We saw a Kernel error in LogWatch and wanted to investigate closely. This is dedicated CentOS 6.5 machine. The error we got was
WARNING: Kernel Errors Present res 51/40:18:68:f2:8d/00:00:00:00:00/40 Emask 0x409 (media error) <F> ...: 1 Time(s) res 51/40:40:c0:28:8e/00:00:00:00:00/40 Emask 0x409 (media error) <F> ...: 6 Time(s) res 51/40:48:38:34:8e/00:00:00:00:00/40 Emask 0x409 (media error) <F> ...: 5 Time(s) ata2.00: error: { UNC } ...: 1 Time(s) ata2: SError: { 10B8B } ...: 1 Time(s) ata3.00: error: { UNC } ...: 11 Time(s) sd 2:0:0:0: [sdb] Add.
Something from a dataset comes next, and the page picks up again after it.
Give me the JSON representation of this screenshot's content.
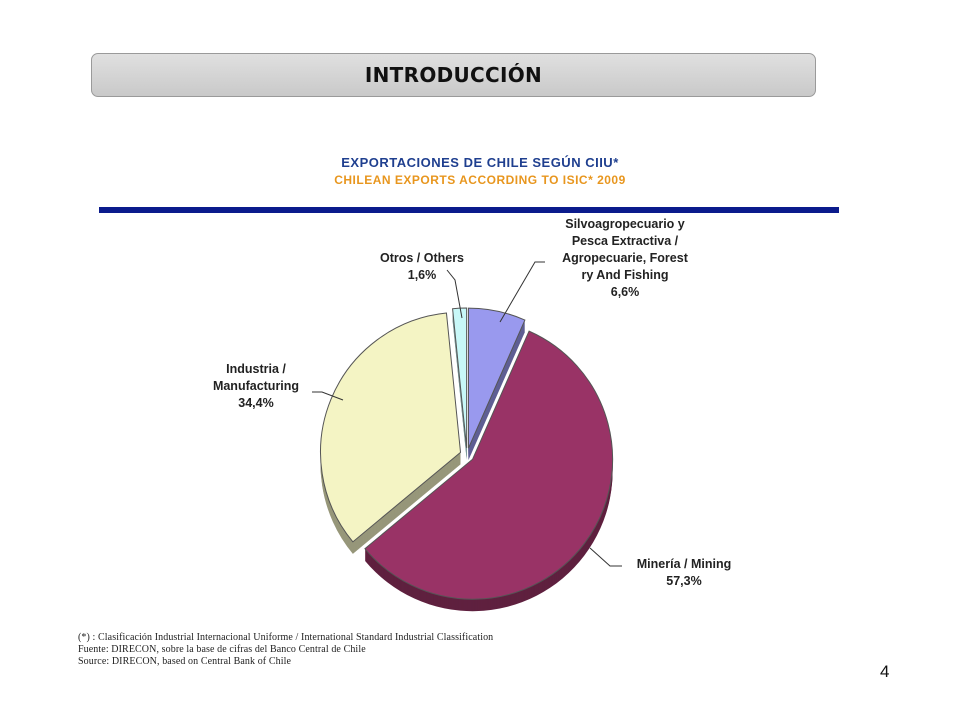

Sense: Unrecovered read error - auto reallocat ...: 2 Time(s) sd 2:0:0:0: [sdb] Sense Key : Medium Error [current] [descr ...: 2 Time(s)
We wanted to check the hard drives so we used smartctl to check the disks. smartctl controls the Self-Monitoring, Analysis and Reporting Technology (SMART) system built into many newer hard drives. The machine is under RAID 1, so we checked each drive, one at a time. First we checked the first disk by running a long smartctl test.
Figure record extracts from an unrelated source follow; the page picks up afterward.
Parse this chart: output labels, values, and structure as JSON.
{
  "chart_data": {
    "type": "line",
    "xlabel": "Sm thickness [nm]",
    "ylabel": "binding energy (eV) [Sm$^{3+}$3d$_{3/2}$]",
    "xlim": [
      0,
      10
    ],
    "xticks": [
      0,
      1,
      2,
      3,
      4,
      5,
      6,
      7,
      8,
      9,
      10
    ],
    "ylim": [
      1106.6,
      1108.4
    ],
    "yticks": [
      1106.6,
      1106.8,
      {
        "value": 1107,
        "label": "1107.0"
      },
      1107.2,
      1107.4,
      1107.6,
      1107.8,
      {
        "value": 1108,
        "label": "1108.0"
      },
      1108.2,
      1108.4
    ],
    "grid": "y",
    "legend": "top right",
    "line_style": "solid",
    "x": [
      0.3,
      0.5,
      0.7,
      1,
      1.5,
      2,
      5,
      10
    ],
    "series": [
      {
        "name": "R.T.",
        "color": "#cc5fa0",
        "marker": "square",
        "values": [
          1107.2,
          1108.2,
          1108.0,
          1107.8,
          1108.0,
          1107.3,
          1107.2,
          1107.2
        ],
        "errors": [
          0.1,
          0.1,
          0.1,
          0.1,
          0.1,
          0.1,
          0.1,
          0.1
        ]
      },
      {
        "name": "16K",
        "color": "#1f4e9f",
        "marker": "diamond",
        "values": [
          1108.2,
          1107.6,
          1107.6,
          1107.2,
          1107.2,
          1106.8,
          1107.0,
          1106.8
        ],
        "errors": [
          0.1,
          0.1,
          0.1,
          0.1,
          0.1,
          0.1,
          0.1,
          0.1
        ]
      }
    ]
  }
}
> smartctl -t long /dev/sg0
After ~2 hours, we reviewed the output by printing all SMART information about the disk.
> smartctl -a /dev/sg0
This command outputs a lot of information. Here’s a snippet of our results, which says the long test results are good, and we have nothing to worry about.
<snip...> SMART Self-test log structure revision number 1 Num Test_Description Status Remaining LifeTime(hours) LBA_of_first_error # 1 Extended offline Completed without error 00% 2924 - <snip...>
We then repeated the process for the second disk.
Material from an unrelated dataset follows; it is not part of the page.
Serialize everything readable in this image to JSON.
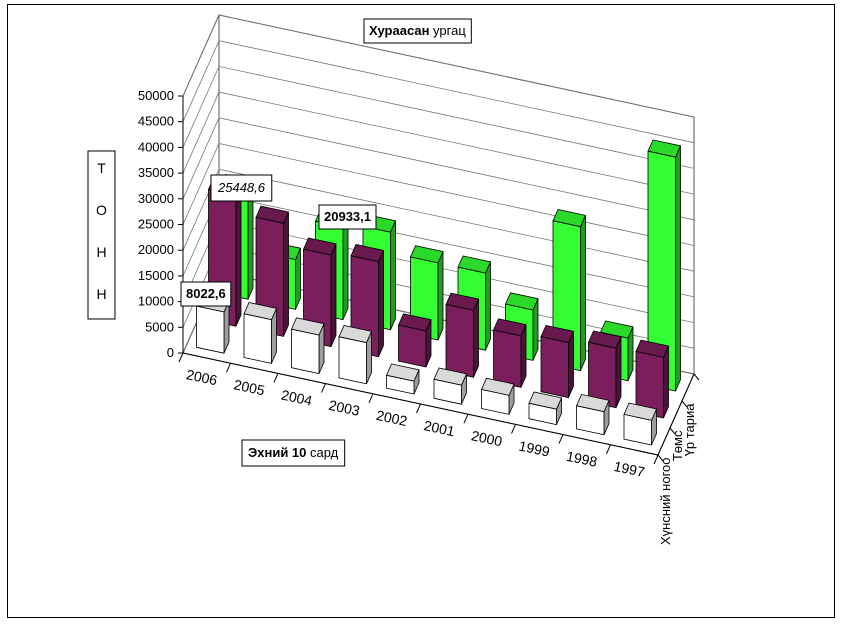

> smartctl -t long /dev/sg1 > smartctl -a /dev/sg1
The output showed a read failure, and a 90% remaining life. This means we need to look at replacing the second disk.
<snip...> SMART Self-test log structure revision number 1 Num Test_Description Status Remaining LifeTime(hours) LBA_of_first_error # 1 Extended offline Completed: read failure 90% 2827 9316552 <snip...>